Powiem tak… laptop Lenovo ThinkPad serii T + Ubuntu/Kubuntu, albo stacjonarna maszyna Dell bez kompromisów (np. z serii Dell Studio XPS – nie mylić z laptopami o tej nazwie) i znowu Ubuntu lub Kubuntu. Oba komputery będa bezgłośne, oba bezpieczne, oba szybkie aż za bardzo do pracy biurowej, oba można kupić “poleasingowe” w bardzo dobrych cenach i na obu, jeśli ktoś musi użyć aplikacji dla Windows, można skorzystać z kilku opcji (zależnie od potrzeb i aplikacji):
– WINE w najnowszej wersji (licencja GPL, free, Windows nie jest potrzebny w tym przypadku, sama aplikacja z Windows da radę), jeśli to nie wystarczy, to…
– VirtualBox (free!) + Windows 10, a jeśli chcemy wydać więcej i być bardzo “pro”:
– licencja VMware Player lub VMware Workstation + Windows 10 – jazda bez kompromisów, a Windows tylko wtedy, gdy go naprawdę potrzebujemy.
W praktyce biurowej (m.in. dzięki najnowszym wydaniom LibreOffice, które zachowują b. wysoki stopień kompatybilności z wiadomym Office) okaże się, że Windows 10 będzie używany sporadycznie, lub… wcale (w kilku biurach klientów udało się zupełnie wyeliminować Windows i to od dwóch lat, czy roku… firmy działają, mają się dobrze, nie wydają na antytwirusy i nie muszą “odszyfrowaywać” dysków po kolejnym ataku ransomware. :)
Last, but not least: niestety, żaden produkt Apple nie jest konkurencyjny (cenowo) dla w/w środowisk, jeśli chodzi o łatwość pracy dla osoby przechodzącej z Windows… również nie.
Kupiłem miniaka 2014 z i7 i 16GB, 256 SSD PCI za 2500 zł. Drugiego z 2012 z 16 GB ram i i5 2.6GHz za 1500. Oba z eBay.
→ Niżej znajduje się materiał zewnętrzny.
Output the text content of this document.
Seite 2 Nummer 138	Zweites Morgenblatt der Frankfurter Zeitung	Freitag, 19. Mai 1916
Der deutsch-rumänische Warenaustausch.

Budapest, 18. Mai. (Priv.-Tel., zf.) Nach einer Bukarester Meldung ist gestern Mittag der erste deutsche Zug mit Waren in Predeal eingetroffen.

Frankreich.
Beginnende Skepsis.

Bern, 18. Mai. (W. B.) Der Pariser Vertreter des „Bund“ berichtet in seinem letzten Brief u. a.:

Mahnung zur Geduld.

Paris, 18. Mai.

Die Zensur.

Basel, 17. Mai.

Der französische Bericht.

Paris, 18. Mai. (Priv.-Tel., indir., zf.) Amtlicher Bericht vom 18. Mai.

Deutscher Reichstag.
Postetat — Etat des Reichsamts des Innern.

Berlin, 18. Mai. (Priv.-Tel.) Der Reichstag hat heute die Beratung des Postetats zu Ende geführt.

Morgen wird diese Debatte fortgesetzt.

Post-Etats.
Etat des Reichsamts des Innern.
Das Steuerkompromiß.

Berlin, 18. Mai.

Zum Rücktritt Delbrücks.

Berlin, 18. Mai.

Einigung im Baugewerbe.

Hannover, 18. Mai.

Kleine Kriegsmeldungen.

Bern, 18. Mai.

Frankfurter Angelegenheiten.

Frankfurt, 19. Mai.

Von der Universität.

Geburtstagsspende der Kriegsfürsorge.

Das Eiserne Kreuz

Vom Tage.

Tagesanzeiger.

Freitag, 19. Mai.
Działają pięknie. Z ERP to bzdurą. Tylko polskie zamknięte rozwiązania ERP są monoplatformowe. Np. duży SAP, czy SAP dla MSP ma klienta Pod OS X i iOS. Autor po prostu nie odrobił zadania domowego i napisał bzdury. Kolega łączy się z programem księgowym na odległym komputerze z iPada. Można, tylko trzeba umieć i wiedzieć jak. Autorowi widocznie tej wiedzy brakuje i spali wdrożenie.
A jaka jest wygoda z korzystania z takich aplikacji na iPadzie?
Według Apple Każdy w firmie powinien mieć iPada z ich śmieszną klawiaturą i rysikiem.